Наконец он уселся на ветку рядом с нами и заболтал в воздухе ногами, как маленький.
— Все-таки получилось, — ликовал Нильс. — Здорово, правда?
— Ага. Дедушке Ульфа нипочем не забраться так высоко!
— Конечно. Никогда в жизни, — согласился я.
— Ну, пора приниматься за вишни, — объявил Нильс. Он снял шляпу, и мы набрали в нее самых сочных и спелых ягод. А потом сидели и только чмокали да сплевывали вниз косточки.
— Никогда бы не слезал отсюда, — признался дедушка. — Здесь сидишь, словно на небе. — И Нильс достал из шляпы последнюю красную вишню.
— Отличный у меня дедушка, — радовался Берра.
— Да, но мой зато рыбачит лучше.
Вот Нильс нащупал ногой самый нижний сучок. Но тут раздался треск – сучок сломался.
Когда мы подбежали, Нильс неподвижно лежал на земле.
— Как ты, дедушка? — прошептал Берра.
— Нормально. Немного полежу и встану.
И тут мы услышали, как открылась дверь в доме Густавссонов!
— Проклятие! — простонал Берра. — Надо сматываться!
— Сейчас начнется самое опасное и увлекательное, — предупредил я Нильса.
Мы спрятались за кустом. А Густавссон тем временем обшаривал сад. Он остановился под вишней. Заметил сломанную ветку и косточки на земле.
— Ну, погодите! — пригрозил он. — Попадитесь вы мне только, негодники!
И тут на дедушку напал чих! Берре пришлось зажать ему рот ладонью, но он все равно не мог остановиться. Наконец Густавссон ушел восвояси, а мы отправились праздновать дальше.
Пошли на поляну перед часовней.
Берра распаковал рюкзак. Достал термос с кофе, свежие булочки, заливное из свиных ножек, которое мы купили в мясной лавке.

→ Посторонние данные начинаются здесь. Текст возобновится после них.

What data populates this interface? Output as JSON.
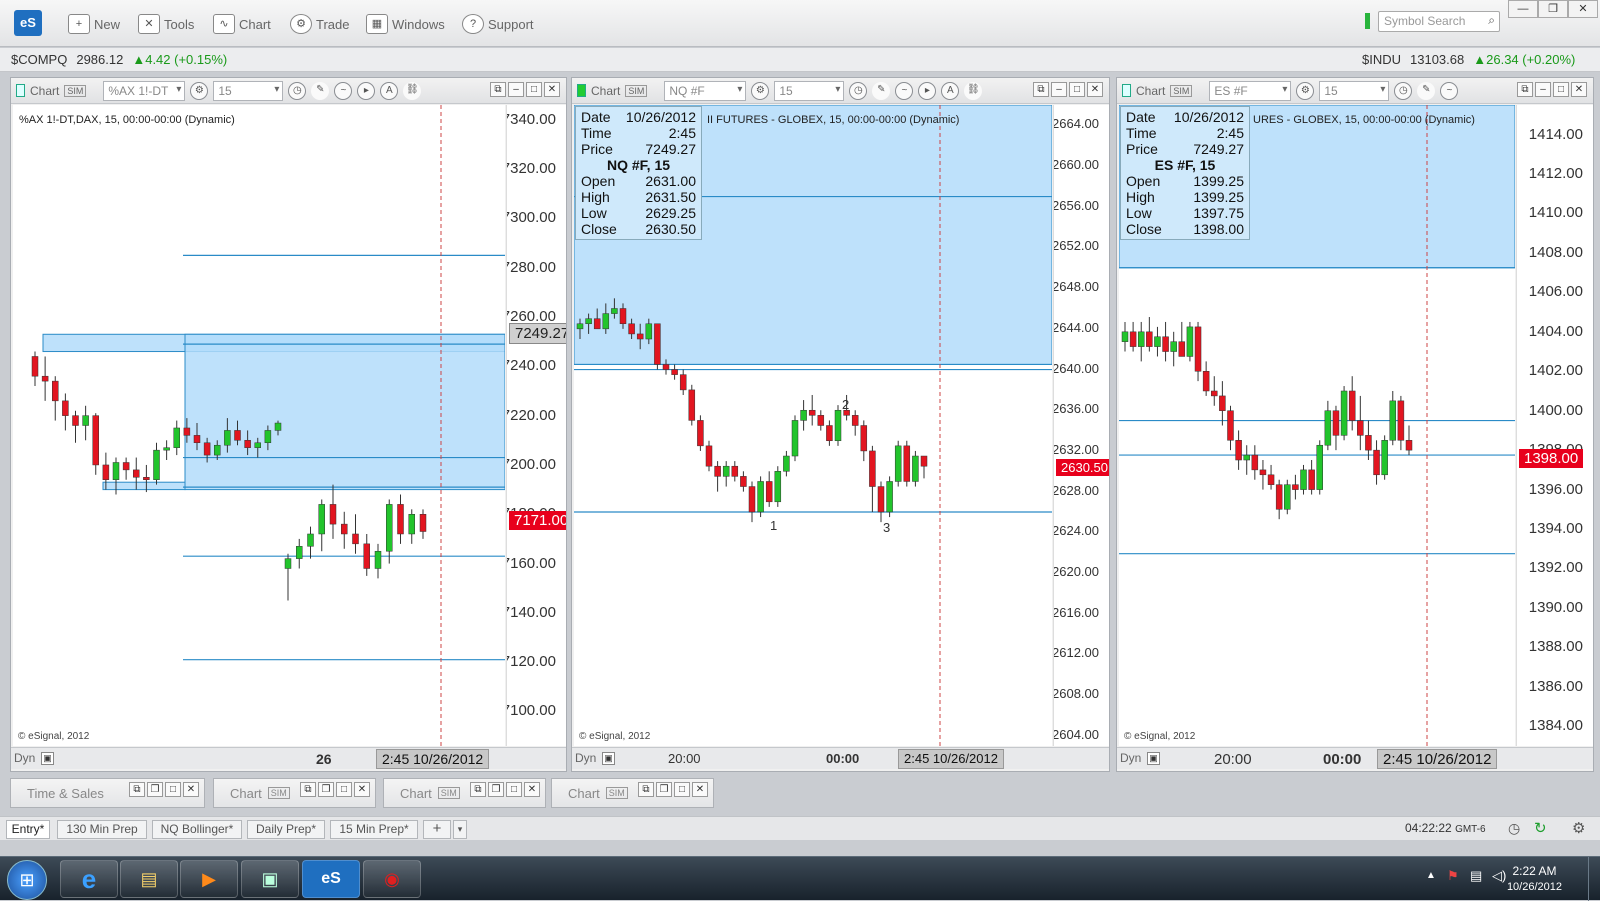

Потом зажег свечи и расставил их здесь и там.
— Кушать подано! — объявил он наконец.
Дедушка лакомился булочками и пил кофе. А в небе, словно белые подснежники, распускались звезды. Нильс спросил, запускали ли мы воздушного змея. Мы объяснили, что все никак не было подходящего ветра. Дедушка вытер рот салфеткой.
— Не пора ли отведать свиных ножек? — напомнил Берра.
Нильс покосился на студенистые куски.
— Они в желе, — объяснил я. — Мой дедушка их очень любит.
— А я нет, — признался Нильс.
— Никто в нашей семье их не любит, — подхватил Берра. — Но сигары ты ведь любишь, правда?
— Сигары – другое дело!
Тогда мы достали сигару. Дедушка закурил и выпустил в небо колечко дыма.
— Сигара – подарок от нас двоих, — объяснил Берра. — А вот это – только от меня.
И он протянул пакет, завернутый в бумагу и перевязанный лентой.